Gel eyeliners: They typically come in a pot and are applied with a brush. These can be a little trickier because you decide how much product is being applied, rather than with a pencil where it’s mostly a controlled amount. Gels have an amazingly creamy consistency so they can glide across the eyelid without pulling or tugging like a pencil can. One drawback is that unlike pencils, which are good to the last sharpening, gels are housed in pots and can dry out faster than other formulas.

Liquid eyeliners:  The most advanced liners are the liquid category. They can be unforgiving if you make mistakes, but once you master the delicacy needed for proper application, these inky beauties are unparalleled at creating cat-eyes and other dramatic eye shapes. They are the messiest of the three, which is why it’s crucial to find a technique that works for you and will help you avoid turning your eyelid into what looks like a third-grader’s art project.

Various eyeliner looks

Shimmery bright:  Use a bright metallic liner to outline the outer ⅓ of top and bottom lash lines.
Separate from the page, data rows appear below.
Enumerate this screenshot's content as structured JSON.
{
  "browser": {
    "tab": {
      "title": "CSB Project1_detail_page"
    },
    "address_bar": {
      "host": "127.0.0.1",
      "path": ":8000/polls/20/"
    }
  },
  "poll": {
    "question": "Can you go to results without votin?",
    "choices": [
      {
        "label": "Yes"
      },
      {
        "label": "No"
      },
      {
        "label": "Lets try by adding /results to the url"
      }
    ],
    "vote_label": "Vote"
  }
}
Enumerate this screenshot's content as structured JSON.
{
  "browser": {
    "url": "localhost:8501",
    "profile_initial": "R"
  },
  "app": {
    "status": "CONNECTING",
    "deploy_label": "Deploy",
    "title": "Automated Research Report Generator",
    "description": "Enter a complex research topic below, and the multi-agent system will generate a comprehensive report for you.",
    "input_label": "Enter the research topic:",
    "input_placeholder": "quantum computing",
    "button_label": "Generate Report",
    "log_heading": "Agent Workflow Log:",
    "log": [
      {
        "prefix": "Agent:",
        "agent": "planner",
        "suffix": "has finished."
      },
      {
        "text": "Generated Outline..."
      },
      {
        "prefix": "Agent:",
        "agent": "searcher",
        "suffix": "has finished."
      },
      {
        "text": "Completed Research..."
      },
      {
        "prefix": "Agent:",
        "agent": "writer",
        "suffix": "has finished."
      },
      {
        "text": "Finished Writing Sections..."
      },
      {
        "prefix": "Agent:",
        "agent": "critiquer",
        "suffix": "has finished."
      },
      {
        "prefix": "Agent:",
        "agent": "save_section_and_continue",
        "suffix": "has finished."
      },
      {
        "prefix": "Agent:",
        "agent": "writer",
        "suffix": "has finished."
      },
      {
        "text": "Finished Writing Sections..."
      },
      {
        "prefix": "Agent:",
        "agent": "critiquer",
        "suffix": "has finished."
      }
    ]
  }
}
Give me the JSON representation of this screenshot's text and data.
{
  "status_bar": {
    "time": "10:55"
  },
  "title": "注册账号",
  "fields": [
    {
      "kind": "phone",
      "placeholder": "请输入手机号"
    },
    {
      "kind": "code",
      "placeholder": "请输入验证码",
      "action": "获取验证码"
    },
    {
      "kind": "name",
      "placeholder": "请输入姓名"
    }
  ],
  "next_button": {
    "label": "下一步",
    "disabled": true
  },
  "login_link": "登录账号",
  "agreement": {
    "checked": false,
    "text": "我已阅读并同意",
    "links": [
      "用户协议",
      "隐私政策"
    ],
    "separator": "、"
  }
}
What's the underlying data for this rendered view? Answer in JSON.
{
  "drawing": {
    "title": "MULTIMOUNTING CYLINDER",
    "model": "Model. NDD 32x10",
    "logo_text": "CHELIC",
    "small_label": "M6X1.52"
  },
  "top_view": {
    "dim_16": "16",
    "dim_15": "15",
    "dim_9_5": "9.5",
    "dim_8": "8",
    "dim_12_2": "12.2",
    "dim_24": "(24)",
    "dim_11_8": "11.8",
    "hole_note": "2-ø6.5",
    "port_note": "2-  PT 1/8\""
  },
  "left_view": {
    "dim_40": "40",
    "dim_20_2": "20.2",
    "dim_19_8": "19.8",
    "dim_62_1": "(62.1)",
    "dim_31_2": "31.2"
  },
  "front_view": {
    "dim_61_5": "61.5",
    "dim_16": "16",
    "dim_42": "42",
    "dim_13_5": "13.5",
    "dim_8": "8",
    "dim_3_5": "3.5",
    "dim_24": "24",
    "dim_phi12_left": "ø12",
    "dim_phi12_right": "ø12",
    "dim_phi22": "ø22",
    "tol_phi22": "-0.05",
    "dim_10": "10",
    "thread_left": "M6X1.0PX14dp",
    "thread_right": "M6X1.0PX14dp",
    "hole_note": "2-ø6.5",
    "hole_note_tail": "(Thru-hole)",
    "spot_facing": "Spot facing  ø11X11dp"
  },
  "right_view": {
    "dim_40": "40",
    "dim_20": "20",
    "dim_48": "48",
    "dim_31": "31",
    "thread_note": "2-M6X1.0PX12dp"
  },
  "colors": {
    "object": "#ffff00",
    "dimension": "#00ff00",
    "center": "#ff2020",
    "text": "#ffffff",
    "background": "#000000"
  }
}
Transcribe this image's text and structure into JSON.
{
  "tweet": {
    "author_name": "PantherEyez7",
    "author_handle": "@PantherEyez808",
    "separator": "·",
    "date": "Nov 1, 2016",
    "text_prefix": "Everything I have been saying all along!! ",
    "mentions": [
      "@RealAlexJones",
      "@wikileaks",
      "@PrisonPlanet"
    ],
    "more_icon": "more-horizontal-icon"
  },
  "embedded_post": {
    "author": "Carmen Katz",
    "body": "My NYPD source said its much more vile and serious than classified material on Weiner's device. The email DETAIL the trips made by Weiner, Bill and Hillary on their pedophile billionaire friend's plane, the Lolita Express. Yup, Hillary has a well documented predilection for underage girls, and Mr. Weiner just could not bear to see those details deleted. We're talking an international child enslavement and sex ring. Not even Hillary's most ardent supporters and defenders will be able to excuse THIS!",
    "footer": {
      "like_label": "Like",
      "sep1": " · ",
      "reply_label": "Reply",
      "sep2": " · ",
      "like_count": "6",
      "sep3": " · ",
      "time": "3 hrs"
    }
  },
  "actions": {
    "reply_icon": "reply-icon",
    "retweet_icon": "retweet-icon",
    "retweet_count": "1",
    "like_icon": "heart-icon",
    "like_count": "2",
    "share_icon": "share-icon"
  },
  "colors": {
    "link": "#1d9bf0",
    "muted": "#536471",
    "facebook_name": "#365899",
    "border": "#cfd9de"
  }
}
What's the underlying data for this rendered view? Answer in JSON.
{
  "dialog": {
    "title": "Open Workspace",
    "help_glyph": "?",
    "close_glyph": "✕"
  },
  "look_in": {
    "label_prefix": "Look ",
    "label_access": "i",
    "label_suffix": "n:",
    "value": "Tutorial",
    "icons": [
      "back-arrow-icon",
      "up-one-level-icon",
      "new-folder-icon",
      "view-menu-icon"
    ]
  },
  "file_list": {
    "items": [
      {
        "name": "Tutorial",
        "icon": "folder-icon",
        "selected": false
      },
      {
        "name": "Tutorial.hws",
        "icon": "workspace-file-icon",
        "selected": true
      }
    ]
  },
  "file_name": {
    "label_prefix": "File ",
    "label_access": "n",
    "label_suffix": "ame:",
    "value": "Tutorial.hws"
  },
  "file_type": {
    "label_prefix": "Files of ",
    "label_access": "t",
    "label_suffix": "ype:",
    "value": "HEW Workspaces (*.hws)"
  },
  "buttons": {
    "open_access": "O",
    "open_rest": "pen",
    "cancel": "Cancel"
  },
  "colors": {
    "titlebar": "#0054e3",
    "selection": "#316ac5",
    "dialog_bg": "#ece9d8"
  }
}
Concentrate at the outer corners to help flick lashes upward, creating the illusion of an upturned eye.

Peachy keen: Line the inner rim of the lower lid with a flesh-toned pencil. This creates the illusion that the whites of your eyes extend farther. Apply black mascara to upper and lower lashes.

Less Liner: Line bottom lash line from the outer corner halfway inward with a dark neutral color. Stay as close as possible to the lashline. Ignore the upper lash line entirely and just apply mascara to bottom and top lashes. Skip this if you have round eyes, which look best when the top lash line is darker and thicker.

Upturned ends: Draw a super-skinny strip of black liquid liner along the base of your upper lashes. Stay as close to the lash line as possible. When you get to the end, flick up and out to make the eyes appear larger.

Halfway haute: Using black liner, start at the center of the top lash line and draw out, making it thicker at the outer corners.  The thickness makes it look like your eye shape extends to where the liner is. Use a soft shadow brush to smudge and soften the line slightly.